Confirming that contact had been made with player representatives earlier in the day, Mr Horgan stated that with the exception of the three items outside their remit - reimbursement for lost earnings, mileage and tickets - all the issues raised by the players - had been dealt with in full, in their entirety.
As a result of the views put forward at Tuesday night's special meeting of the county board, he said that the executive would vigorously pursue the question of having the mileage rate increased from 38c. Likewise, they would hope for some movement on the matter of giving players a bigger number of complimentary tickets for championship games.
Mr Horgan, one of three candidates for the position of vice-chairman (along with Mick Dolan and Mick O'Loughlin), said they were optimistic of a speedy response from the hurlers to the latest developments. "They are to come back to us after looking at the decisions made on Tuesday night,'' he added.
"I think everybody is fairly positive about the outcome of the meeting.'' He added: "I'd be very confident that all the hard work that has been put in on both sides will bear fruit very quickly. We understand that there is a sub-committee at national level working on a number of issues, including mileage, at the moment. Cork will push very strongly for an increase in the rate as a mater of urgency and we have communicated that to the players.
"Currently, our hands are tied at 38c and the players have accepted that.
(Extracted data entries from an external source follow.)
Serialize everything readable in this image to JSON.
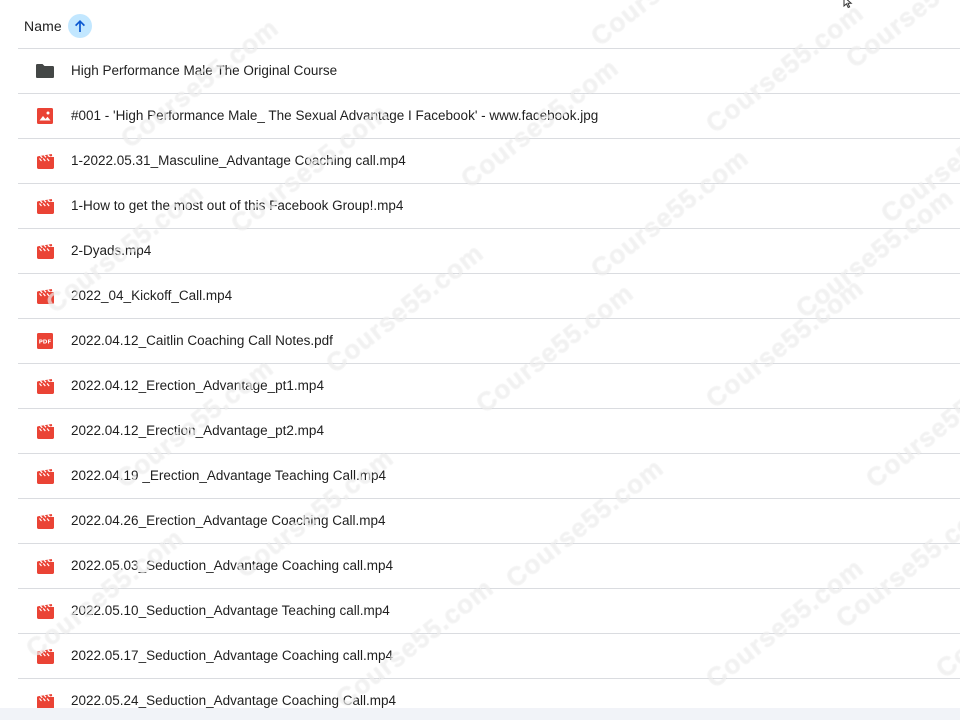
{
  "header": {
    "name_label": "Name",
    "sort_icon": "arrow-upward-icon",
    "sort_color": "#c2e7ff"
  },
  "colors": {
    "video": "#ea4335",
    "image": "#ea4335",
    "pdf": "#ea4335",
    "folder": "#444746",
    "divider": "#dadce0"
  },
  "files": [
    {
      "name": "High Performance Male The Original Course",
      "type": "folder",
      "icon": "folder-icon"
    },
    {
      "name": "#001 - 'High Performance Male_ The Sexual Advantage I Facebook' - www.facebook.jpg",
      "type": "image",
      "icon": "image-icon"
    },
    {
      "name": "1-2022.05.31_Masculine_Advantage Coaching call.mp4",
      "type": "video",
      "icon": "video-icon"
    },
    {
      "name": "1-How to get the most out of this Facebook Group!.mp4",
      "type": "video",
      "icon": "video-icon"
    },
    {
      "name": "2-Dyads.mp4",
      "type": "video",
      "icon": "video-icon"
    },
    {
      "name": "2022_04_Kickoff_Call.mp4",
      "type": "video",
      "icon": "video-icon"
    },
    {
      "name": "2022.04.12_Caitlin Coaching Call Notes.pdf",
      "type": "pdf",
      "icon": "pdf-icon"
    },
    {
      "name": "2022.04.12_Erection_Advantage_pt1.mp4",
      "type": "video",
      "icon": "video-icon"
    },
    {
      "name": "2022.04.12_Erection_Advantage_pt2.mp4",
      "type": "video",
      "icon": "video-icon"
    },
    {
      "name": "2022.04.19 _Erection_Advantage Teaching Call.mp4",
      "type": "video",
      "icon": "video-icon"
    },
    {
      "name": "2022.04.26_Erection_Advantage Coaching Call.mp4",
      "type": "video",
      "icon": "video-icon"
    },
    {
      "name": "2022.05.03_Seduction_Advantage Coaching call.mp4",
      "type": "video",
      "icon": "video-icon"
    },
    {
      "name": "2022.05.10_Seduction_Advantage Teaching call.mp4",
      "type": "video",
      "icon": "video-icon"
    },
    {
      "name": "2022.05.17_Seduction_Advantage Coaching call.mp4",
      "type": "video",
      "icon": "video-icon"
    },
    {
      "name": "2022.05.24_Seduction_Advantage Coaching Call.mp4",
      "type": "video",
      "icon": "video-icon"
    }
  ],
  "watermark": {
    "text": "Course55.com"
  }
}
Everybody gets that rate Central Council delegates, officers and others. The question of reimbursing players for loss of earnings is one that is outside our remit. On this matter and the issue of tickets, the board delegates were very strong of the view that the executive would contact Croke Park and see what improvements could be achieved.
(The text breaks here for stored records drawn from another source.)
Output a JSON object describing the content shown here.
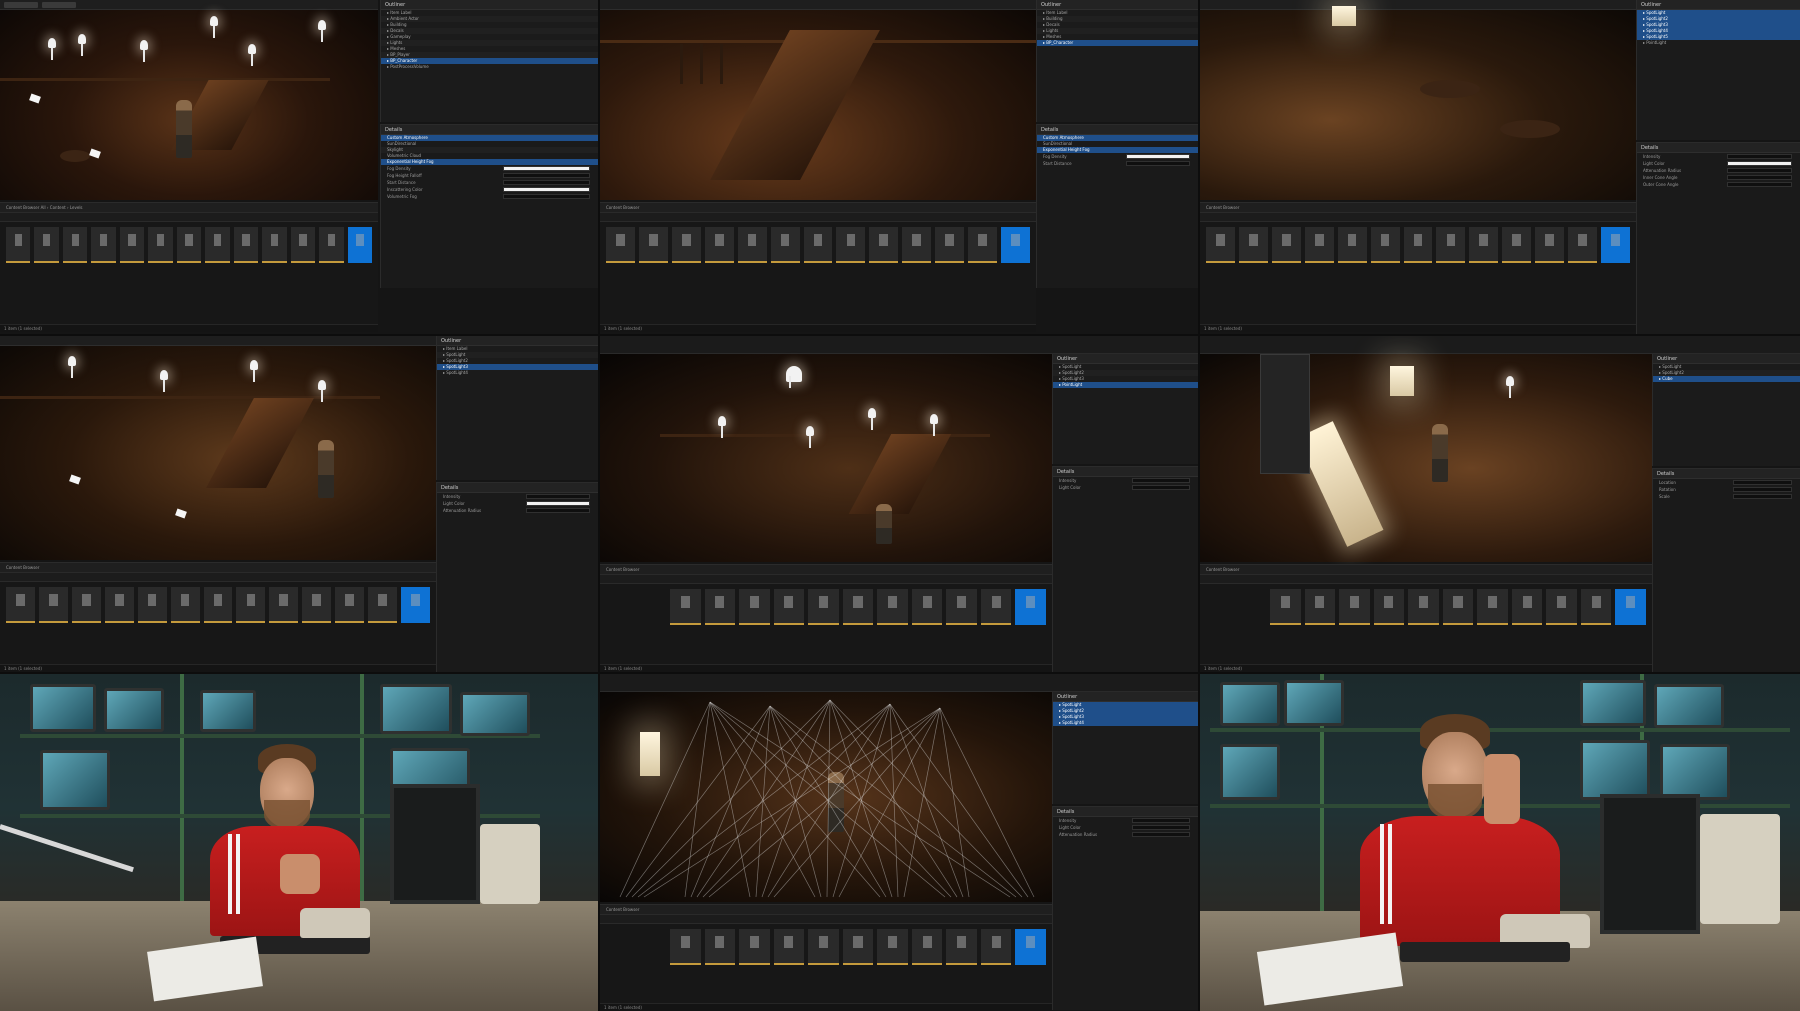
{
  "grid": {
    "frames": [
      {
        "id": "frame-1",
        "kind": "editor"
      },
      {
        "id": "frame-2",
        "kind": "editor"
      },
      {
        "id": "frame-3",
        "kind": "editor"
      },
      {
        "id": "frame-4",
        "kind": "editor"
      },
      {
        "id": "frame-5",
        "kind": "editor"
      },
      {
        "id": "frame-6",
        "kind": "editor"
      },
      {
        "id": "frame-7",
        "kind": "presenter"
      },
      {
        "id": "frame-8",
        "kind": "editor"
      },
      {
        "id": "frame-9",
        "kind": "presenter"
      }
    ]
  },
  "editor": {
    "outliner_title": "Outliner",
    "details_title": "Details",
    "content_browser_title": "Content Browser",
    "settings_label": "Settings",
    "path_crumbs": [
      "All",
      "Content",
      "Levels"
    ],
    "status_text": "1 item (1 selected)",
    "viewport_mode": "Perspective",
    "viewport_lit": "Lit"
  },
  "colors": {
    "selection": "#1f4f8a",
    "thumbnail_selected": "#0e72d4",
    "asset_underline": "#c49a3c",
    "shirt": "#c81f1f"
  }
}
"We would be confident that some improvement can be made on the mileage rate and on the tickets - where we are governed at the moment by a decision of Central Council.''
Mr Horgan pointed out that while it had been made clear at the meeting that they did not wish to change the amateur status of the association, it was acknowledged that there were special cases, for instance where people were self-employed or members of the Garda or army.
"In view of the views expressed by several delegates it was decided that clarification would be sought on this matter. It was pointed that clubs and other counties were helping people out and that we weren't.
"What we agreed was that while we would not be doing anything to interfere with the amateur status we would be trying to see if we could help,'' he added.
Meanwhile, Gary Coleman, son of former manager Eamonn Coleman, has been left out of the Derry training squad by new team boss Mickey Moran.
Coleman was reported to have been considering retiring from inter-county football.
However, the former minor All-Ireland winner has stated that he did wish to continue playing.
The relationship between Coleman and Moran has not been ideal. In 1994, after Moran had controversially taken over from Eamonn Coleman as Derry boss, Gary withdrew from the squad before being convinced to return.
"We didn't get on. I didn't speak to him and he didn't speak to me but I didn't give him any hassle," Coleman admitted recently.